Mechanizm wypierania

Tomasz Krzyżak, szef działu krajowego „Rzeczpospolitej”, publicysta zajmujący się sprawami Kościoła, przyznaje, że ostatnio pozycja o. Tadeusza Rydzyka w tej instytucji słabnie. – Ojciec Tadeusz ma w KEP sporo miłośników, ale to w tej chwili głównie biskupi emeryci lub przed emeryturą, więc ich głos dużo nie znaczy – mówi.

Podkreśla, że o. Tadeusz Rydzyk swoim sobotnim wystąpieniem szkodzi Kościołowi. – Bagatelizował problem pedofilii, zepchnął wszystko na media idąc pod prąd papieżowi i tym biskupom którzy chcą z tym tematem walczyć. W jego działaniu widzę mechanizm wypierania. „U nas jest dobrze, inni mają problem”. Identyczne mechanizmy obserwowane były za granicą, np. w USA – uważa Krzyżak.

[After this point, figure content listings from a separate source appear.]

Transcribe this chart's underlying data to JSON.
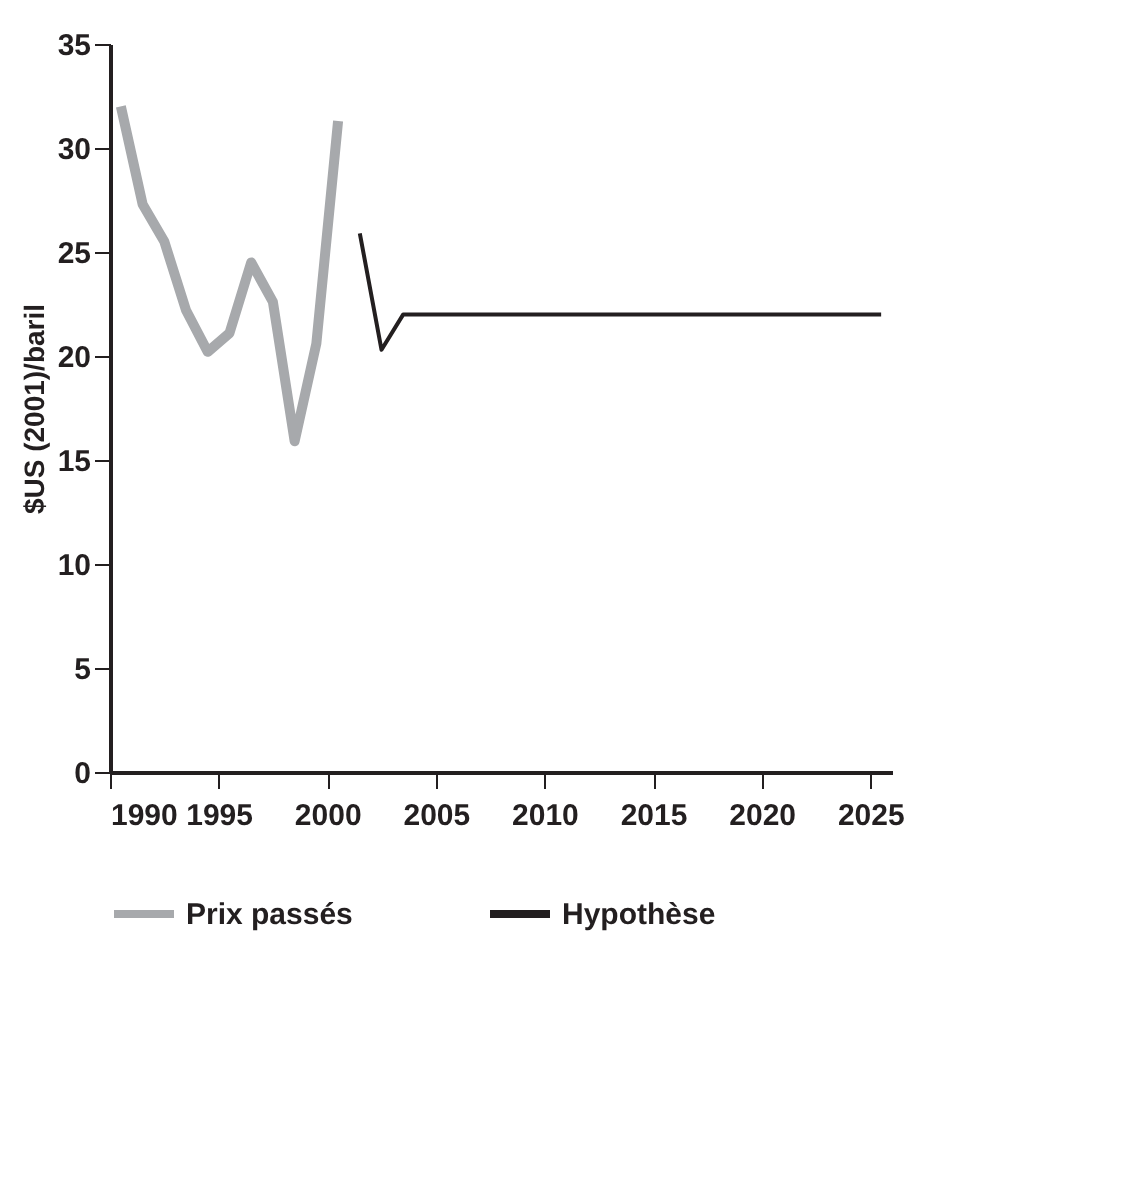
{
  "chart_data": {
    "type": "line",
    "ylabel": "$US (2001)/baril",
    "xlim": [
      1990,
      2026
    ],
    "xticks": [
      1990,
      1995,
      2000,
      2005,
      2010,
      2015,
      2020,
      2025
    ],
    "ylim": [
      0,
      35
    ],
    "yticks": [
      0,
      5,
      10,
      15,
      20,
      25,
      30,
      35
    ],
    "grid": false,
    "legend": "bottom",
    "line_style": "solid",
    "marker": "none",
    "series": [
      {
        "name": "Prix passés",
        "color": "#a7a9ac",
        "x": [
          1990.5,
          1991.5,
          1992.5,
          1993.5,
          1994.5,
          1995.5,
          1996.5,
          1997.5,
          1998.5,
          1999.5,
          2000.5
        ],
        "values": [
          32.0,
          27.3,
          25.5,
          22.2,
          20.2,
          21.1,
          24.5,
          22.6,
          15.9,
          20.6,
          31.3
        ]
      },
      {
        "name": "Hypothèse",
        "color": "#231f20",
        "x": [
          2001.5,
          2002.5,
          2003.5,
          2025.5
        ],
        "values": [
          25.9,
          20.3,
          22.0,
          22.0
        ]
      }
    ]
  }
}
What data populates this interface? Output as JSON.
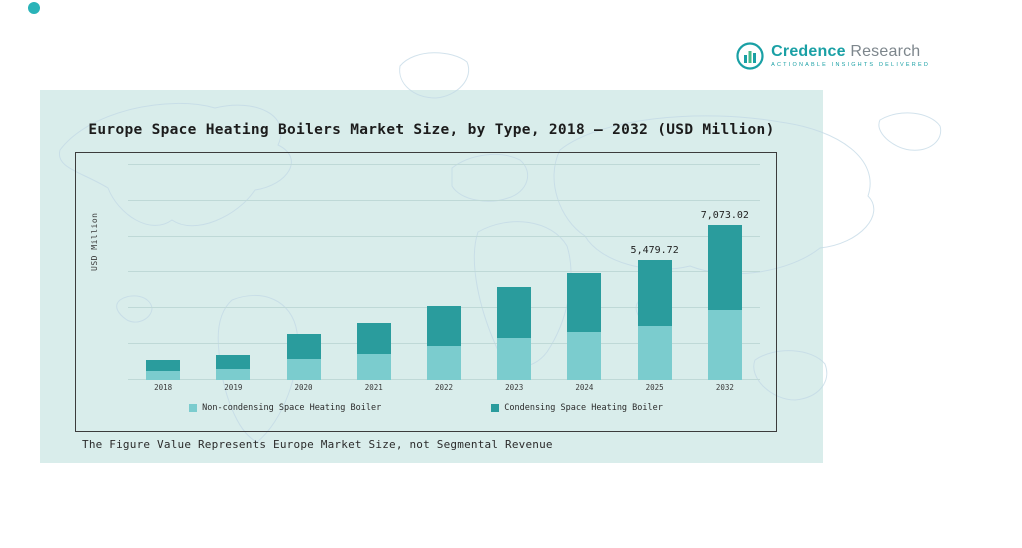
{
  "logo": {
    "brand_primary": "Credence",
    "brand_secondary": " Research",
    "tagline": "Actionable Insights Delivered",
    "accent_color": "#1aa0a5"
  },
  "panel": {
    "background": "#d9edeb"
  },
  "footnote": "The Figure Value Represents Europe Market Size, not Segmental Revenue",
  "chart_data": {
    "type": "bar",
    "stacked": true,
    "title": "Europe Space Heating Boilers Market Size, by Type, 2018 – 2032 (USD Million)",
    "ylabel": "USD Million",
    "xlabel": "",
    "categories": [
      "2018",
      "2019",
      "2020",
      "2021",
      "2022",
      "2023",
      "2024",
      "2025",
      "2032"
    ],
    "series": [
      {
        "name": "Non-condensing Space Heating Boiler",
        "color": "#7bccce",
        "values": [
          420,
          520,
          960,
          1190,
          1530,
          1910,
          2190,
          2470,
          3180
        ]
      },
      {
        "name": "Condensing Space Heating Boiler",
        "color": "#2a9c9d",
        "values": [
          510,
          630,
          1150,
          1430,
          1850,
          2320,
          2670,
          3009.72,
          3893.02
        ]
      }
    ],
    "totals_labeled": [
      {
        "category": "2025",
        "label": "5,479.72"
      },
      {
        "category": "2032",
        "label": "7,073.02"
      }
    ],
    "ylim": [
      0,
      9800
    ],
    "grid": true,
    "legend_position": "bottom"
  }
}
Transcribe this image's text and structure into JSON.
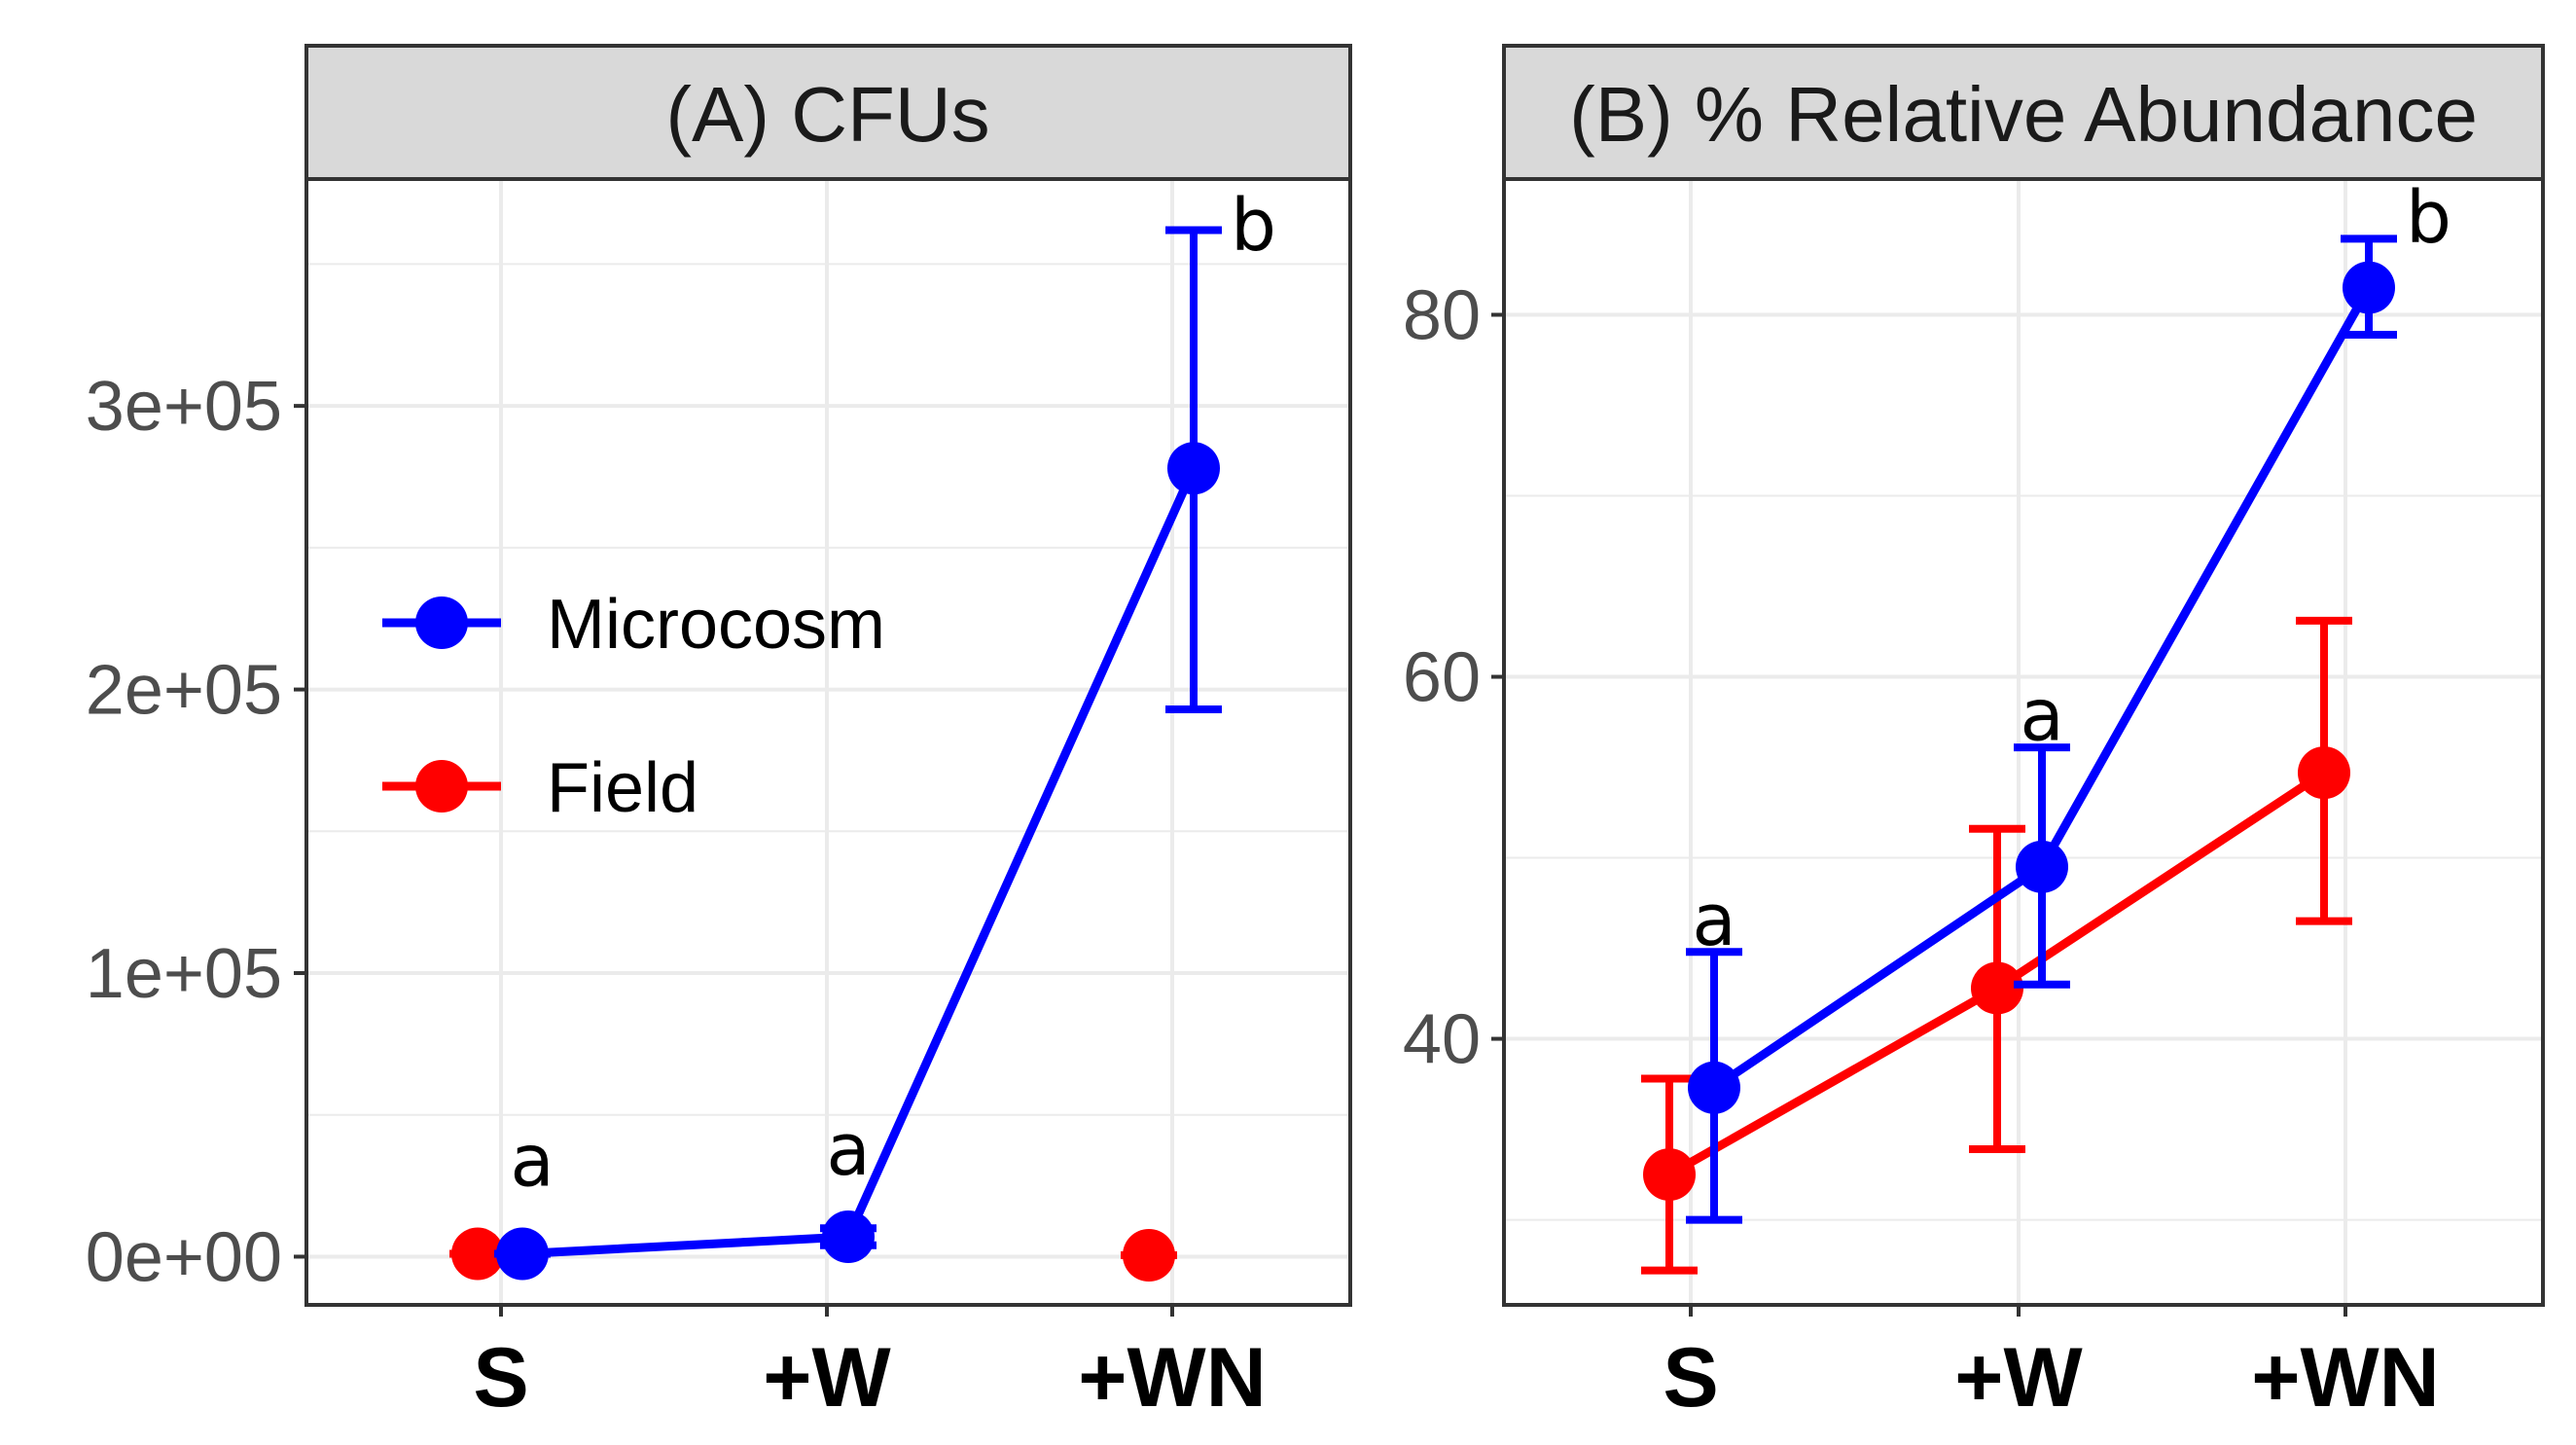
{
  "colors": {
    "microcosm": "#0000ff",
    "field": "#ff0000",
    "strip_bg": "#d9d9d9",
    "grid": "#ebebeb",
    "border": "#333333"
  },
  "legend": {
    "items": [
      {
        "label": "Microcosm",
        "color": "#0000ff"
      },
      {
        "label": "Field",
        "color": "#ff0000"
      }
    ]
  },
  "chart_data": [
    {
      "type": "line",
      "title": "(A) CFUs",
      "xlabel": "",
      "ylabel": "",
      "categories": [
        "S",
        "+W",
        "+WN"
      ],
      "yticks": [
        0,
        100000,
        200000,
        300000
      ],
      "ytick_labels": [
        "0e+00",
        "1e+05",
        "2e+05",
        "3e+05"
      ],
      "ylim": [
        -17000,
        380000
      ],
      "series": [
        {
          "name": "Microcosm",
          "color": "#0000ff",
          "connected": true,
          "values": [
            1000,
            7000,
            278000
          ],
          "lower": [
            1000,
            4000,
            193000
          ],
          "upper": [
            1000,
            10000,
            362000
          ]
        },
        {
          "name": "Field",
          "color": "#ff0000",
          "connected": false,
          "values": [
            1000,
            null,
            500
          ],
          "lower": [
            1000,
            null,
            500
          ],
          "upper": [
            1000,
            null,
            500
          ]
        }
      ],
      "significance": [
        {
          "category": "S",
          "series": "Microcosm",
          "label": "a",
          "y": 25000
        },
        {
          "category": "+W",
          "series": "Microcosm",
          "label": "a",
          "y": 29000
        },
        {
          "category": "+WN",
          "series": "Microcosm",
          "label": "b",
          "y": 355000
        }
      ]
    },
    {
      "type": "line",
      "title": "(B) % Relative Abundance",
      "xlabel": "",
      "ylabel": "",
      "categories": [
        "S",
        "+W",
        "+WN"
      ],
      "yticks": [
        40,
        60,
        80
      ],
      "ytick_labels": [
        "40",
        "60",
        "80"
      ],
      "ylim": [
        25.3,
        87.5
      ],
      "series": [
        {
          "name": "Microcosm",
          "color": "#0000ff",
          "connected": true,
          "values": [
            37.3,
            49.5,
            81.5
          ],
          "lower": [
            30.0,
            43.0,
            78.9
          ],
          "upper": [
            44.8,
            56.1,
            84.2
          ]
        },
        {
          "name": "Field",
          "color": "#ff0000",
          "connected": true,
          "values": [
            32.5,
            42.8,
            54.7
          ],
          "lower": [
            27.2,
            33.9,
            46.5
          ],
          "upper": [
            37.8,
            51.6,
            63.1
          ]
        }
      ],
      "significance": [
        {
          "category": "S",
          "series": "Microcosm",
          "label": "a",
          "y": 45.2
        },
        {
          "category": "+W",
          "series": "Microcosm",
          "label": "a",
          "y": 56.5
        },
        {
          "category": "+WN",
          "series": "Microcosm",
          "label": "b",
          "y": 84.0
        }
      ]
    }
  ]
}
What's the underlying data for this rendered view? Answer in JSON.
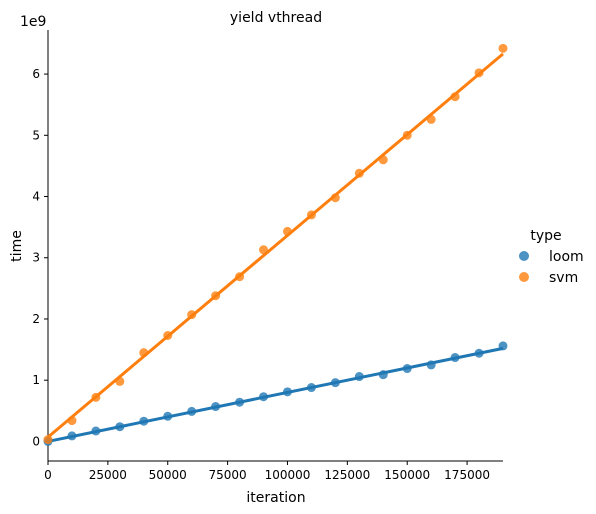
{
  "chart_data": {
    "type": "scatter",
    "title": "yield vthread",
    "xlabel": "iteration",
    "ylabel": "time",
    "y_offset_label": "1e9",
    "xlim": [
      0,
      190000
    ],
    "ylim": [
      -0.32,
      6.72
    ],
    "xticks": [
      0,
      25000,
      50000,
      75000,
      100000,
      125000,
      150000,
      175000
    ],
    "yticks": [
      0,
      1,
      2,
      3,
      4,
      5,
      6
    ],
    "grid": false,
    "legend": {
      "title": "type",
      "placement": "center-right outside"
    },
    "series": [
      {
        "name": "loom",
        "color": "#1f77b4",
        "x": [
          0,
          10000,
          20000,
          30000,
          40000,
          50000,
          60000,
          70000,
          80000,
          90000,
          100000,
          110000,
          120000,
          130000,
          140000,
          150000,
          160000,
          170000,
          180000,
          190000
        ],
        "y": [
          0.0,
          0.09,
          0.17,
          0.24,
          0.33,
          0.41,
          0.49,
          0.57,
          0.64,
          0.73,
          0.81,
          0.88,
          0.96,
          1.06,
          1.09,
          1.19,
          1.25,
          1.37,
          1.44,
          1.56
        ],
        "fit": [
          0.0,
          1.52
        ]
      },
      {
        "name": "svm",
        "color": "#ff7f0e",
        "x": [
          0,
          10000,
          20000,
          30000,
          40000,
          50000,
          60000,
          70000,
          80000,
          90000,
          100000,
          110000,
          120000,
          130000,
          140000,
          150000,
          160000,
          170000,
          180000,
          190000
        ],
        "y": [
          0.03,
          0.34,
          0.72,
          0.98,
          1.45,
          1.73,
          2.07,
          2.38,
          2.69,
          3.13,
          3.43,
          3.7,
          3.98,
          4.38,
          4.6,
          5.0,
          5.26,
          5.63,
          6.02,
          6.42
        ],
        "fit": [
          0.07,
          6.33
        ]
      }
    ]
  }
}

Zwraca uwagę, że papież w takich sprawach dziękuje dziennikarzom, a w Polsce po pierwszym filmie braci Sekielskich dziękowali i abp Polak i abp Stanisław Gądecki.

Odnosi się także do sobotnich słów o. Rydzyka – „to, że ksiądz zgrzeszył, no zgrzeszył. A kto nie ma pokus?”. – Moim zdaniem nie powinny padać z ust duchownego. Rozsądni ludzie wiedzą że ksiądz też grzeszy, ale to w jaki lekceważący sposób mówi o tym o. Rydzyk wygląda na przyzwolenie. Bo jego słowa trzeba odczytywać w konkretnym kontekście molestowania seksualnego nieletnich. Papież i biskupi mówią „zero tolerancji”, a o. Tadeusz niejako usprawiedliwia pedofilów: „cóż każdemu może się zdarzyć”. Idąc tą drogą rozumowania to policjanta, który kradnie powinniśmy usprawiedliwić – uważa Krzyżak.

Pogłębianie podziałów

Z kolei ks. Kazimierz Sowa uważa, że znaczenie o. Rydzyka w polskim Kościele wcale się nie zmienia. – Nadal uważany jest on przez znaczną część Episkopatu za swoistego „cudotwórcę”, który wszystko co zapowiada z łatwością realizuje. Oczywiście nikogo metody i sposoby np. na pozyskanie środków materialnych na te dzieła, nie interesują. Ważne jest, że Ojciec Dyrektor ma kolejny sukces. Sukces, który odwzorowuje marzenia wielu biskupów i księży o Kościele potężnym, którego wszyscy się boją i który wszystko może, a władza klęczy przed nim lub bije mu brawo – uważa ks. Kazimierz Sowa.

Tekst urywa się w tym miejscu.